Проблема качественных различий форм духовной культуры и религий требует к себе объективного подхода, равно удаленного как от обезличенного признания всех форм, как, например, православия и сатанизма, за равноценные, так и от столь же одностороннего подчеркивания приоритетности отдельных конфессиональных групп в качестве подлинных религий и навешивания ярлыка «псевдо–религий» на другие.
Наука призвана дать подлинное понимание глубинных различий не только между новыми и традиционными религиозными объединениями, причем не с позиций апологии одной из данных в наличии групп, а с позиций фундаментальной теории универсальных общих типов духовной культуры. Гегель выделял христианство как фундаментальную «религию свободы», а А. Ф. Лосев указывал на проблематичность возможности применения термина «дух» в отношении дохристианских представлений о сущности человека, где корректнее вести речь об «интеллекте», противостоящем «силам», в том числе и силе судьбы [780]
. В то же время, как уже отмечалось, В. Я. Пропп указывает на поразительную универсальность сказки и ее бессмертие: «Ее в такой же степени понимают не приобщенные к цивилизации представители народов, угнетенных колониализмом, как и стоящие на вершине цивилизации умы, такие как Шекспир, или Гете, или Пушкин»[781]. Сказка, архаичная форма мироориентации, видится здесь как трансисторическое и транскультурное фундаментальное «универсальное средство международного взаимопонимания».Религии, однако, при таком подходе неявно отождествляются и полагаются сращенными с их уникальным конкретным текстуальным оформлением, с локальной символической образностью, их субстратные характеристики отождествляются с субстанциональными. В действительности же еще в греческой философии и христианстве было разработано учение о «символе» и его истолковании, о принципиальной относительности подобия символа и символизируемого, мирского и сакрального.[782]
Христианские догматы — это символы веры, специальные формулы, которые не только и не столько раскрывают сакральное, сколько скрывают его, сознательно подчеркивая дистанцию, которую преодолеть в принципе невозможно, что, однако, не значит, будто вообще любая формулировка равноценна по своей корректности. В этой связи привлекает внимание совершенно особый статус теологии в средневековом западно–европейском умозрении, соизмеримым с которым сегодня может быть назван только гуманизм.
Западная теология воспринималась «как полная теоретическая дисциплина (в отличие от философии), поскольку обладает процедурами верификации и не предполагает иной экстрадисциплинарной деятельности, способной подтвердить или опровергнуть их результаты (тогда как философия ориентируется на деятельность живущего поколения, которую верифицирует жизнь). В теологии и объясняющая, и верифицирующая процедуры связаны с заведомо истинными и выбранными теологами местами авторитетного текста–носителя истины, и потому дисциплинарный смысл и дисциплинарная истинность в теологии слиты в одно целое, где операции объяснения и верификации не только наложены друг на друга, но и обращены в прошлое»[783]

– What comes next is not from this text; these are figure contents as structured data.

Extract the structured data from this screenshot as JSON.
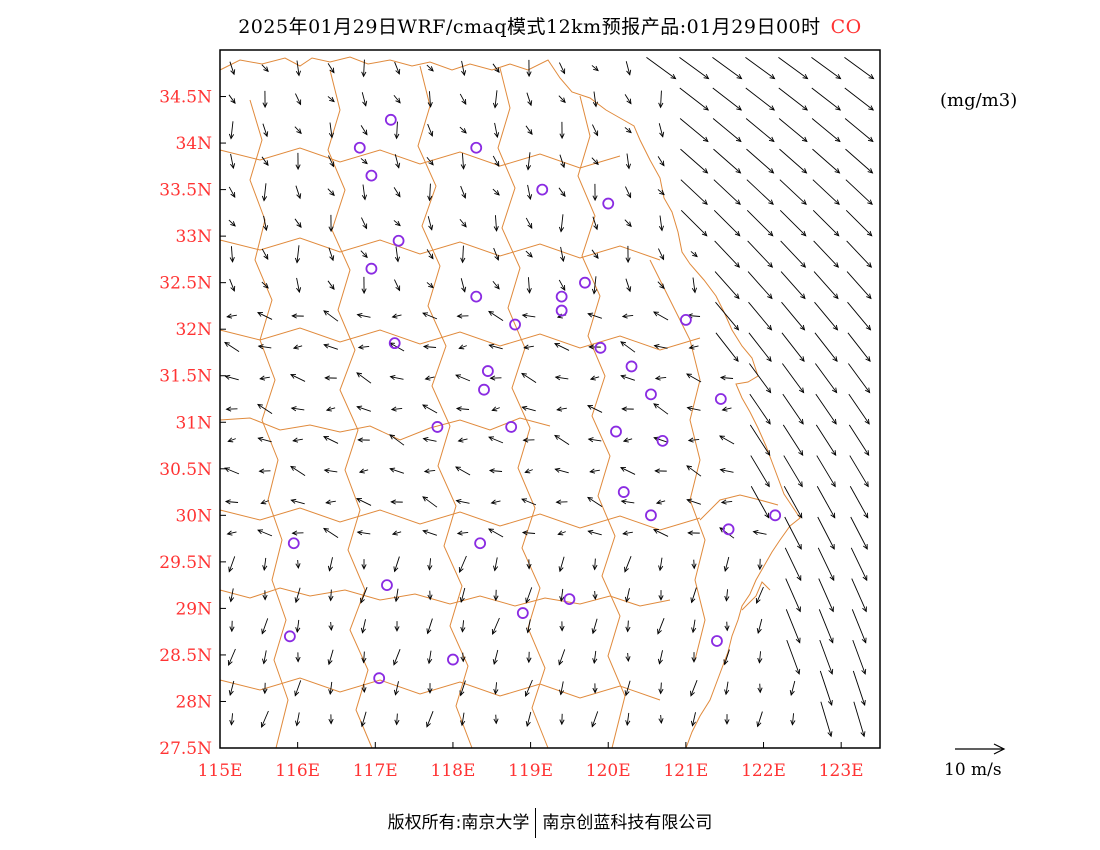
{
  "title": {
    "main": "2025年01月29日WRF/cmaq模式12km预报产品:01月29日00时",
    "species": "CO"
  },
  "unit": "(mg/m3)",
  "wind_reference": {
    "label": "10 m/s",
    "speed_ms": 10
  },
  "footer": {
    "left": "版权所有:南京大学",
    "right": "南京创蓝科技有限公司"
  },
  "colors": {
    "coastline": "#e08a3c",
    "axis_labels": "#ff3333",
    "station_marker": "#8a2be2",
    "arrow": "#000000"
  },
  "map": {
    "lon_range": [
      115,
      123.5
    ],
    "lat_range": [
      27.5,
      35
    ],
    "x_ticks": [
      "115E",
      "116E",
      "117E",
      "118E",
      "119E",
      "120E",
      "121E",
      "122E",
      "123E"
    ],
    "y_ticks": [
      "27.5N",
      "28N",
      "28.5N",
      "29N",
      "29.5N",
      "30N",
      "30.5N",
      "31N",
      "31.5N",
      "32N",
      "32.5N",
      "33N",
      "33.5N",
      "34N",
      "34.5N"
    ],
    "stations": [
      [
        117.2,
        34.25
      ],
      [
        116.8,
        33.95
      ],
      [
        116.95,
        33.65
      ],
      [
        118.3,
        33.95
      ],
      [
        119.15,
        33.5
      ],
      [
        120.0,
        33.35
      ],
      [
        117.3,
        32.95
      ],
      [
        116.95,
        32.65
      ],
      [
        119.4,
        32.35
      ],
      [
        119.7,
        32.5
      ],
      [
        119.4,
        32.2
      ],
      [
        118.3,
        32.35
      ],
      [
        118.8,
        32.05
      ],
      [
        121.0,
        32.1
      ],
      [
        117.25,
        31.85
      ],
      [
        119.9,
        31.8
      ],
      [
        120.3,
        31.6
      ],
      [
        118.45,
        31.55
      ],
      [
        118.4,
        31.35
      ],
      [
        120.55,
        31.3
      ],
      [
        121.45,
        31.25
      ],
      [
        117.8,
        30.95
      ],
      [
        118.75,
        30.95
      ],
      [
        120.1,
        30.9
      ],
      [
        120.7,
        30.8
      ],
      [
        120.2,
        30.25
      ],
      [
        120.55,
        30.0
      ],
      [
        121.55,
        29.85
      ],
      [
        122.15,
        30.0
      ],
      [
        115.95,
        29.7
      ],
      [
        118.35,
        29.7
      ],
      [
        117.15,
        29.25
      ],
      [
        119.5,
        29.1
      ],
      [
        118.9,
        28.95
      ],
      [
        115.9,
        28.7
      ],
      [
        121.4,
        28.65
      ],
      [
        118.0,
        28.45
      ],
      [
        117.05,
        28.25
      ]
    ]
  }
}
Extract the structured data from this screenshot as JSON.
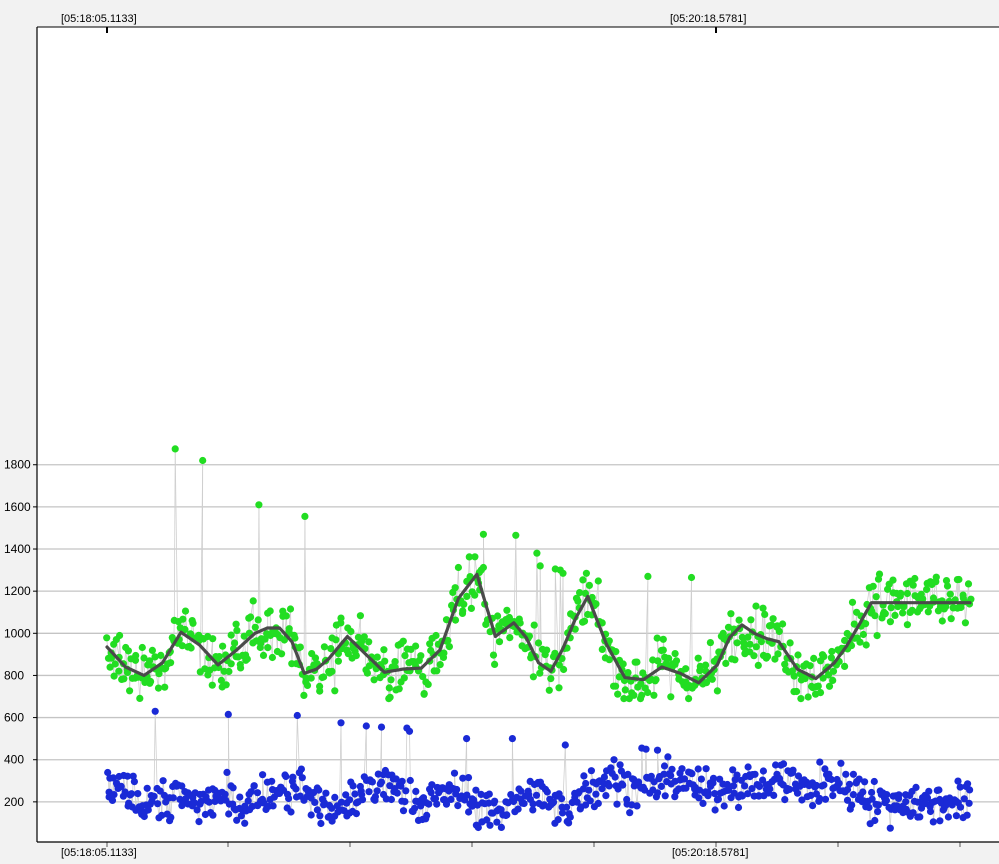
{
  "chart_data": {
    "type": "scatter",
    "title": "",
    "xlabel": "",
    "ylabel": "",
    "x_start_label": "[05:18:05.1133]",
    "x_mid_label": "[05:20:18.5781]",
    "ylim": [
      0,
      1900
    ],
    "yticks": [
      200,
      400,
      600,
      800,
      1000,
      1200,
      1400,
      1600,
      1800
    ],
    "grid": true,
    "series": [
      {
        "kind": "smoothed_line",
        "color": "#4a4a4a",
        "x_index": [
          0,
          15,
          30,
          45,
          60,
          75,
          90,
          105,
          120,
          130,
          140,
          150,
          160,
          170,
          180,
          195,
          210,
          225,
          240,
          255,
          270,
          285,
          300,
          315,
          330,
          340,
          350,
          360,
          370,
          380,
          390,
          405,
          420,
          435,
          450,
          465,
          480,
          495,
          505,
          515,
          525,
          535,
          545,
          560,
          575,
          590,
          600,
          610,
          620,
          630,
          640,
          650,
          660,
          670,
          680,
          690,
          700
        ],
        "values": [
          935,
          840,
          800,
          860,
          1005,
          945,
          850,
          920,
          1000,
          1025,
          1025,
          960,
          810,
          830,
          880,
          985,
          900,
          815,
          830,
          835,
          920,
          1165,
          1280,
          985,
          1050,
          980,
          860,
          820,
          930,
          1070,
          1175,
          950,
          790,
          780,
          840,
          810,
          765,
          850,
          980,
          1040,
          1000,
          975,
          960,
          830,
          785,
          860,
          940,
          1040,
          1145,
          1145,
          1145,
          1145,
          1145,
          1145,
          1145,
          1145,
          1145
        ]
      },
      {
        "kind": "points",
        "color": "#22dd22",
        "band": "upper",
        "anchor_values": [
          935,
          840,
          800,
          860,
          1005,
          945,
          850,
          920,
          1000,
          1025,
          1025,
          960,
          810,
          830,
          880,
          985,
          900,
          815,
          830,
          835,
          920,
          1165,
          1280,
          985,
          1050,
          980,
          860,
          820,
          930,
          1070,
          1175,
          950,
          790,
          780,
          840,
          810,
          765,
          850,
          980,
          1040,
          1000,
          975,
          960,
          830,
          785,
          860,
          940,
          1040,
          1145
        ],
        "peak_values": [
          1875,
          1820,
          1610,
          1555,
          1470,
          1465,
          1380,
          1320,
          1305,
          1300,
          1285,
          1270,
          1265,
          1260,
          1250,
          1230,
          1230,
          1215
        ]
      },
      {
        "kind": "points",
        "color": "#1a2ad6",
        "band": "lower",
        "anchor_values": [
          280,
          250,
          200,
          210,
          230,
          190,
          230,
          170,
          210,
          240,
          260,
          250,
          240,
          200,
          160,
          190,
          250,
          300,
          230,
          200,
          220,
          260,
          180,
          150,
          190,
          230,
          240,
          180,
          150,
          210,
          270,
          310,
          290,
          250,
          280,
          330,
          260,
          240,
          300,
          280,
          290,
          270,
          320,
          270,
          250,
          310,
          260,
          280,
          200
        ],
        "peak_values": [
          630,
          615,
          610,
          575,
          560,
          555,
          550,
          535,
          500,
          500,
          470,
          455,
          450,
          445
        ]
      }
    ]
  }
}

.Сложность и нетривиальность подлинного понимания атеизма еще в советское время прекрасно выразила З. А. Тажуризина.[784]
Атеизм не является злонамеренным изобретением Ленина или Сталина, как еще часто доводится слышать и сегодня, он органично входит в ткань любого критического и самокритичного, живого и самообновляющегося миропонимания, отбрасывая его старые «личины» ради нахождения нового «лика». Собственно и сама Церковь, как это неоднократно показывалось выше, в лице своих отдельных представителей признает это.Субстанциональный подход позволяет рассмотреть религию как самосохраняющееся целое, возникающее и сохраняющееся через смену взаимодействующих форм личностного трансцендирования и социальной символизации бытия. «Светскость» в этой связи есть не особая религия, аналогичная православию, но «религия» гуманизма.[785]
Как таковой гуманизм есть «религия» терпимости и искреннего личностного самоутверждения в многообразии свободно складывающихся конкретных форм.На уровне субстратного подхода в качестве модельного объекта, типичной «религии как таковой» выступает та или иная локальная самосохраняющаяся традиция, по сравнению с которой иные способы жизни считаются аномалией, ересью, извращением и т. п. В рамках функционального подхода любые системы ценностей могут быть названы «религией» — от магической веры в пользу ритуального убийства до фашизма. Субстанциональный подход позволяет начать диалог о подлинном как таковом и адекватности разных форм его символизации.